An ex-convict watches a young boy publicly working out an argument with his mother, whose husband had been the ex-con’s best friend but who died in a fire. Later in a nightclub after several drinks he meets and dances with the mum, Lena:
It was as though a bright, delicate object they couldn’t see, some filament, were held
between them, along the length of her sapphire dress stretched taut by his thigh, the spark of it hot where he carried her on his hip, moving her in the rhythm of his stationary stride, and they had no choice but to pull each other close, to preserve the object between them, otherwise it would drift free and fall and lose its light.
They begin an affair, he moves in with her and the boy (who in some way might have been that filament, the son of his very good friend). The story ends with a compromise: the three are a family of sorts although “(h)e and Lena wouldn’t love each other, but there was love they openly shared, and that would be enough, for now, to make a kind of family.”
A young black teenager escapes with his sister from a poor confining home and parents to follow a shallow bully and showboat classmate to a sleazy parade or festival downtown. It’s late at night and it looks very much like the boy is headed for dangerous trouble, but instead of that materializing he has a wild liberating epiphany.

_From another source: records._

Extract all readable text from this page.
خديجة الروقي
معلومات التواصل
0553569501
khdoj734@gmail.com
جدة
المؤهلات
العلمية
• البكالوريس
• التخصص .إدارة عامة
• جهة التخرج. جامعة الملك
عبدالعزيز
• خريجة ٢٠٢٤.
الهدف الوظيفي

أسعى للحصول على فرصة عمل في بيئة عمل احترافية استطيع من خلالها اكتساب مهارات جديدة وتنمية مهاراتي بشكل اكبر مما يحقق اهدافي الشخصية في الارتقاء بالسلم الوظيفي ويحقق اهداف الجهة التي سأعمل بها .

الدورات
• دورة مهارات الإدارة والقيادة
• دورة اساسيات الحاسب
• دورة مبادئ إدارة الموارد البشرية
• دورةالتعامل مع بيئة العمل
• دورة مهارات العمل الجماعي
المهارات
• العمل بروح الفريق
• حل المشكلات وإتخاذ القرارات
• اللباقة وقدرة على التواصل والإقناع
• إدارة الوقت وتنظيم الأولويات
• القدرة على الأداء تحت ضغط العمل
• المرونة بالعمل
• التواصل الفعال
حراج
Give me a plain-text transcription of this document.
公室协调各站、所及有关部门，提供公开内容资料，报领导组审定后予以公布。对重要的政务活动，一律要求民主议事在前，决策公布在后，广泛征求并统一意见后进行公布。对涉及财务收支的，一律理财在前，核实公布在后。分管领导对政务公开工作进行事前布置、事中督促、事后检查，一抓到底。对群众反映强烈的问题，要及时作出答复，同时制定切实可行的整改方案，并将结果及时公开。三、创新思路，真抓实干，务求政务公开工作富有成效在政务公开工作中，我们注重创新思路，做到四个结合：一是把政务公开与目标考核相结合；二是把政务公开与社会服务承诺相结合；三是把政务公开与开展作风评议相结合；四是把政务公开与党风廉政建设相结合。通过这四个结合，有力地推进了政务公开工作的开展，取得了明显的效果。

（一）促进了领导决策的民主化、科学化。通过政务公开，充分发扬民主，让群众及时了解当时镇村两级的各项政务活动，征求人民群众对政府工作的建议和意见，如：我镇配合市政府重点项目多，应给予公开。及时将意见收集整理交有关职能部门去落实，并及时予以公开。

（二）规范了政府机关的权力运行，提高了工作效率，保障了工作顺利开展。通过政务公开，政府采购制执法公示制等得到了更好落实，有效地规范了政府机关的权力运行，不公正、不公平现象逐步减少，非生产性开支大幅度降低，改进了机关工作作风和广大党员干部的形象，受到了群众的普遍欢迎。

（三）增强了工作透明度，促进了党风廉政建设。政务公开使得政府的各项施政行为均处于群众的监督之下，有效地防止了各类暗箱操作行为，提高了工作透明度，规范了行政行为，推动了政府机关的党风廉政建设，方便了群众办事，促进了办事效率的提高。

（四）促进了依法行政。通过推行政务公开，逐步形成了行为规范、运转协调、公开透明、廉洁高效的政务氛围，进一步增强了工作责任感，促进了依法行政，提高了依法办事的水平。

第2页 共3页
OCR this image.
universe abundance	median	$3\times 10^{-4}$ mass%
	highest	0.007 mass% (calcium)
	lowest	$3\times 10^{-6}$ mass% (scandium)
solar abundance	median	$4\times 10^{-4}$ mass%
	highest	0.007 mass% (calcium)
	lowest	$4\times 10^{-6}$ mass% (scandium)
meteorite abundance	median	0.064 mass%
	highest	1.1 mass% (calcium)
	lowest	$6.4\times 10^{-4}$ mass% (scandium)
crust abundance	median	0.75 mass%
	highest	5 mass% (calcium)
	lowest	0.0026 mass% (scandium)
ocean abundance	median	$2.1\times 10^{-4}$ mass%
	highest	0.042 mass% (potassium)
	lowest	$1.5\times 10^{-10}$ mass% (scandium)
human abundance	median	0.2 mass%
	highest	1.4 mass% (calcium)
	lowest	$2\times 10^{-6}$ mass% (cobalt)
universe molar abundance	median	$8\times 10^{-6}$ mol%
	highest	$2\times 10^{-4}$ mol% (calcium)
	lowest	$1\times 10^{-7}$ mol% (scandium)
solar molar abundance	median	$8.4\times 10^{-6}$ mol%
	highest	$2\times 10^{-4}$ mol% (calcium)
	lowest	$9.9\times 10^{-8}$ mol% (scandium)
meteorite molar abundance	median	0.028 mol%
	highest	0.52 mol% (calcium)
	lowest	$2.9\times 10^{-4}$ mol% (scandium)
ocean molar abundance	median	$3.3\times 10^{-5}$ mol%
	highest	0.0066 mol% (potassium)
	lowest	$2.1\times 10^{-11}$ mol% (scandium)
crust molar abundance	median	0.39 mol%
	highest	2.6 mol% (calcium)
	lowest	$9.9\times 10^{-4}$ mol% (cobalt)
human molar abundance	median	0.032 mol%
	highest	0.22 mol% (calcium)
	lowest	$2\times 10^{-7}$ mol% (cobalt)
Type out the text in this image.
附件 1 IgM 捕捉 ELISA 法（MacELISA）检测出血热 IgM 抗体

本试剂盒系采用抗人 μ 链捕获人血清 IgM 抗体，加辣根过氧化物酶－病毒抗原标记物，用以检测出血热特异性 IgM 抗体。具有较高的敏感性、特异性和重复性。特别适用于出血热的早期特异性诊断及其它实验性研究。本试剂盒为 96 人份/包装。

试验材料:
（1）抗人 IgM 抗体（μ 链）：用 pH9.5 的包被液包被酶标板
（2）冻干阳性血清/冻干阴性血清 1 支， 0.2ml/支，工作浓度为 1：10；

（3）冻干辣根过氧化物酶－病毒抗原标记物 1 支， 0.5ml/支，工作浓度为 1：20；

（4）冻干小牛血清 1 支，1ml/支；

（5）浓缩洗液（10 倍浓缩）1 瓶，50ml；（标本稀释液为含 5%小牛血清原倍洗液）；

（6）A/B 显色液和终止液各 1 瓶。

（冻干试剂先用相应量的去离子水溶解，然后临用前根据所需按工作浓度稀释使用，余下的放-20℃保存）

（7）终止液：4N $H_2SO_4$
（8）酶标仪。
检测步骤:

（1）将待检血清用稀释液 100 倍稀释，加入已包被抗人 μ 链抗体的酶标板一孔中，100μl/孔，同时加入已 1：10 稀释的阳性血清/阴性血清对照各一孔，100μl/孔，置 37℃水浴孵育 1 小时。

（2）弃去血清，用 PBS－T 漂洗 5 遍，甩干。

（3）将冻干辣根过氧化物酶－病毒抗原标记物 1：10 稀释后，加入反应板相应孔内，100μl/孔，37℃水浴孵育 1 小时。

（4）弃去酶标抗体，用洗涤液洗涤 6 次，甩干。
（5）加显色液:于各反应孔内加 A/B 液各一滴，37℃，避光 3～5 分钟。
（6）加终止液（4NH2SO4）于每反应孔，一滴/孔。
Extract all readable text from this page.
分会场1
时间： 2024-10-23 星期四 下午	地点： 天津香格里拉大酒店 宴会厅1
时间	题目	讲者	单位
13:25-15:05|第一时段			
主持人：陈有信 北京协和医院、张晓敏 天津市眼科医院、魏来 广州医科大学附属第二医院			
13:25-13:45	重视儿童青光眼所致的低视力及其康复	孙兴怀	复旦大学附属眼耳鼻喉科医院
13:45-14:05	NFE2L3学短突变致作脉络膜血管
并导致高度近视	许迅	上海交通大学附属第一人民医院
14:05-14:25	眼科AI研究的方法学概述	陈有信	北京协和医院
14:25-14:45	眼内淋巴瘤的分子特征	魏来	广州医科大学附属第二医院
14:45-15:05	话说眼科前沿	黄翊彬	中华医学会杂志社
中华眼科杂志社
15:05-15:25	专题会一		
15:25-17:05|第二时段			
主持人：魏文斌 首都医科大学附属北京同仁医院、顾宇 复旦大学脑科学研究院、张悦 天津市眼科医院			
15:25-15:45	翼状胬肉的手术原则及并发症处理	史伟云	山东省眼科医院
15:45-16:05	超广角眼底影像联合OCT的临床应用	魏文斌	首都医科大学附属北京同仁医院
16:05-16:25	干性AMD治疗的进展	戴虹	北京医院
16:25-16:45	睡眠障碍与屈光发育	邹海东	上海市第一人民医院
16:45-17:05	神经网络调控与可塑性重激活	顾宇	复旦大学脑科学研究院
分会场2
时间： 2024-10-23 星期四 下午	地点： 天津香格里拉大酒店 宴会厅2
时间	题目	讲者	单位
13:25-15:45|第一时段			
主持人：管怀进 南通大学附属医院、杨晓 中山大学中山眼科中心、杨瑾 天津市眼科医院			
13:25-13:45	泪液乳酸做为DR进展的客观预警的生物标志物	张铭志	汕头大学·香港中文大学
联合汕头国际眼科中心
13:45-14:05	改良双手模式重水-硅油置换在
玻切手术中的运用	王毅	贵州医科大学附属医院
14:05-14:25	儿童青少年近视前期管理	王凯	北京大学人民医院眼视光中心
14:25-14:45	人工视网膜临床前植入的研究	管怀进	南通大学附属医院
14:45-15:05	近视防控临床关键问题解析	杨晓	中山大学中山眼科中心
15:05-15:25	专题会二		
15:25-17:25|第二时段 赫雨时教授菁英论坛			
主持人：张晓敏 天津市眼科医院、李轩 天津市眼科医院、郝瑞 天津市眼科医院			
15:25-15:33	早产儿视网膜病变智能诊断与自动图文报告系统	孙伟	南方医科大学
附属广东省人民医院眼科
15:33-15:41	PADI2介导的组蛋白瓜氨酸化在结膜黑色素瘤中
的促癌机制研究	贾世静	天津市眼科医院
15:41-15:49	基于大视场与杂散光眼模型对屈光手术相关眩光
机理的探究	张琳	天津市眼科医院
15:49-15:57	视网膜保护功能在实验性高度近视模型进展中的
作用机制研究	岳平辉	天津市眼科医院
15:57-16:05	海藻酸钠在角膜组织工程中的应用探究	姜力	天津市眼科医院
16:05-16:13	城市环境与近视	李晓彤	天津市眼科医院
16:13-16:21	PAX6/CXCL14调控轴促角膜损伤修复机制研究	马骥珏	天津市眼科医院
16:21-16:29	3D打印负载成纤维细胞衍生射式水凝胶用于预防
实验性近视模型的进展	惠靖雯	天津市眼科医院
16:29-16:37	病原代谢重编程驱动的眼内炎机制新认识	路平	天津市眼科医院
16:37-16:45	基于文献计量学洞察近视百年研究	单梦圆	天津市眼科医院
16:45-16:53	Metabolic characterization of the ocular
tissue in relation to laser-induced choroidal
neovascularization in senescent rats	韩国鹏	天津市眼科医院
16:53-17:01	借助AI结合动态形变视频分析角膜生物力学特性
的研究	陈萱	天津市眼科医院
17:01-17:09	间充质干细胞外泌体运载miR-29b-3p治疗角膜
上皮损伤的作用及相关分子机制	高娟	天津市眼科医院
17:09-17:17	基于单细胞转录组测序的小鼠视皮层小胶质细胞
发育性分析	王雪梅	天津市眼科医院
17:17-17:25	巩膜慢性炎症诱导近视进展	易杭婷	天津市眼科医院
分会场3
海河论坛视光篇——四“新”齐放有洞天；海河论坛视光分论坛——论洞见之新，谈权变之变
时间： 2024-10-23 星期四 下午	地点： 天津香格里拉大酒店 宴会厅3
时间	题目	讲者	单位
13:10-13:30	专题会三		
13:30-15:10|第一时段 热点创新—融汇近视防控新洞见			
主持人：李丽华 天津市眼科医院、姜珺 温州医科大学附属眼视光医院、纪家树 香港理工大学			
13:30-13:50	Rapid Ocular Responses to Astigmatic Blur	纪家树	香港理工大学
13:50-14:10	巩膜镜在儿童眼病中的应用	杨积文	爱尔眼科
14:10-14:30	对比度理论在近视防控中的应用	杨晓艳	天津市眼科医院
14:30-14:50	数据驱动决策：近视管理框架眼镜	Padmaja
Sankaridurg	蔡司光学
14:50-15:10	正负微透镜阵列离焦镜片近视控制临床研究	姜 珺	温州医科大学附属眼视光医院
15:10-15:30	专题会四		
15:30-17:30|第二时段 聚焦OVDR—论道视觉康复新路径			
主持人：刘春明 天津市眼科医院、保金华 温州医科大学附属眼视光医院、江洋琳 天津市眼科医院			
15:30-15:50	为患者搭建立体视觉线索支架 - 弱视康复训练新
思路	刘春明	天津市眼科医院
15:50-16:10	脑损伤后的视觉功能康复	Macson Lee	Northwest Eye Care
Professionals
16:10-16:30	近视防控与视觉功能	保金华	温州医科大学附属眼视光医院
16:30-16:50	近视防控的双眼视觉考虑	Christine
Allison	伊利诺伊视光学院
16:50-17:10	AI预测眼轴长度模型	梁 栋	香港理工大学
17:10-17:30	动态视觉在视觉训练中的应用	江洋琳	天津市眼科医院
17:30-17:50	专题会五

A married man employed in security at a private school takes pictures of women on the street or subway sometimes and is lightly bothered by his obsession with these. He is asked to leave the school by his boss after an ambiguous altercation, and on the way home passing a girls’ school next door is confronted by several mothers of young teenagers who wrongly accuse him of sexual interest in the girls. The seriousness of that experience makes him even more troubled by the nature of his sex fantasies.
In one of the stories black author Walter Mosley is mentioned, and young (black) Brinkley has for me Mosley’s charm and class which welcome enjoyment of black-culture writing by all races, with never a hint of the victim, although racial inequality is never absent from the stories. They often seem to be headed in a particular narrative or content direction, but then change focus to something different, usually a bit sad or incomplete.
Brinkley deals directly with race, alcohol, sex, and shame in scenes that seem themselves to be harsh, but his gentle tone and the imaginatively rational ambiguity everywhere in his work lets us see these difficult issues and scenes in a strangely benign and even friendly way. We come to expect more than hard and uncompromising impact and aren’t disappointed. It’s like the experience of reading stories by the much more mature Alice Munro, or Sam Shepard. These stories (as I said about Shepard’s) aren’t about any thing so much as they are themselves their own objects.
This review doesn’t do justice to the scope of Brinkley’s writing. I feel more convinced than usual reading first-effort short stories that he will move to bigger things with confidence.